Caixa de ódio
Quando o momento pede revolta, somos silêncio; quando pede luto, somos barulho e confusão
Amigo torcedor, amigo secador, o que era uma caixinha de surpresa, como na definição antiga para o futebol, virou caixa de ódio -aqui me aproprio da imagem de Lupicínio Rodrigues. Caixa de ódio, na letra de sua música homônima, representa o peito de um homem ferido e com sede de violência.

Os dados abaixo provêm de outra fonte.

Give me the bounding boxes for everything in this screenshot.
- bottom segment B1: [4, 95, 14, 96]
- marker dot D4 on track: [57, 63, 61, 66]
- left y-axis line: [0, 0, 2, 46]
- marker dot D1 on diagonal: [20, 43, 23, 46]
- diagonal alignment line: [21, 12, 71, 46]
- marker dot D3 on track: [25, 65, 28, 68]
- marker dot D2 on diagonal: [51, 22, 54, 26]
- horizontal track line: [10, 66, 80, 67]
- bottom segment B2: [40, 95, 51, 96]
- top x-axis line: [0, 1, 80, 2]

Troque a dor de amor pelo fanatismo clubístico e teremos a mesma caixa de ódio, que aliás virou título de um show, lindamente dramático, que o Arrigo Barnabé fez. Um concerto com as canções de Lupicínio, este gênio gaúcho que, além de ser o rei da dor de cotovelo, escreveu os mais bonitos versos de um hino: o "até a pé nós iremos" do Grêmio.
Uma caixa de ódio com ressonância e barulheira até quando o assunto pede um paradoxal minuto de silêncio permanente pela morte na Bolívia. Nunca vi tanta ira em um debate, no mundo real das esquinas ou nas redes sociais, como na discussão sobre o episódio do sinalizador lançado da torcida corintiana aos donos da casa em Oruro.
É a torcida adversária chamando corintiano de assassino, é corintiano devolvendo com o mesmo sangue nos olhos. Nem para reflexão o momento infame serviu. Na transmissão, nos estúdios da Globo em SP, do Corinthians 2x0 Millonarios, o primeiro de portões semiabertos, o Vampeta, um tirador de onda contumaz, falou sério por um segundo. Questionado sobre se acreditava na melhoria do cenário de violência, sapecou, com sinceridade: "Não!".
Seu ceticismo faz sentido. Quando o momento pede revolta, somos silêncio; quando pede luto e respeito, somos barulho, confusão e correria. Parece um retrato mal-acabado de como somos brasileiros hoje.
Isso me lembra uma frase do espanhol Miguel Askargota, técnico da Bolívia na Copa-94: "Joga-se como se vive". Pesquei o mantra em um livro fundamental sobre futebol: "A dança dos deuses", do professor Hilário Franco Júnior. Joga-se como se vive e organiza-se o esporte ainda de forma mais atrasada.
O Brasil consegue ter uma cúpula da CBF pré-redemocratização do país. É a chamada vanguarda do atraso. No futebol, perdemos até para o estágio da classe da política profissional. Nem um Renan Calheiros temos ainda no poder da bola. Sinto muito.
E dane-se Copa. Meu mundo é hoje. Dane-se inclusive Libertadores da América. Só vale, mesmo já sendo um absurdo, o torneio da vida. Quer mata-mata mais louco?
Não importa o campeonato. Enquanto enterravam Kevin, 14, em Cochabamba, outro jovem ressuscitava, ainda lentamente, no Recife, Lucas Lyra, 19, alvejado na porta dos Aflitos. Só queria também ver o seu time, o Náutico, jogar contra o Central, no que um segurança de um ônibus com torcedores do Sport, diante de um começo de confusão, cometeu o disparo. Que Lucas continue vivo, que se mantenha o respeito e o silêncio por Kevin.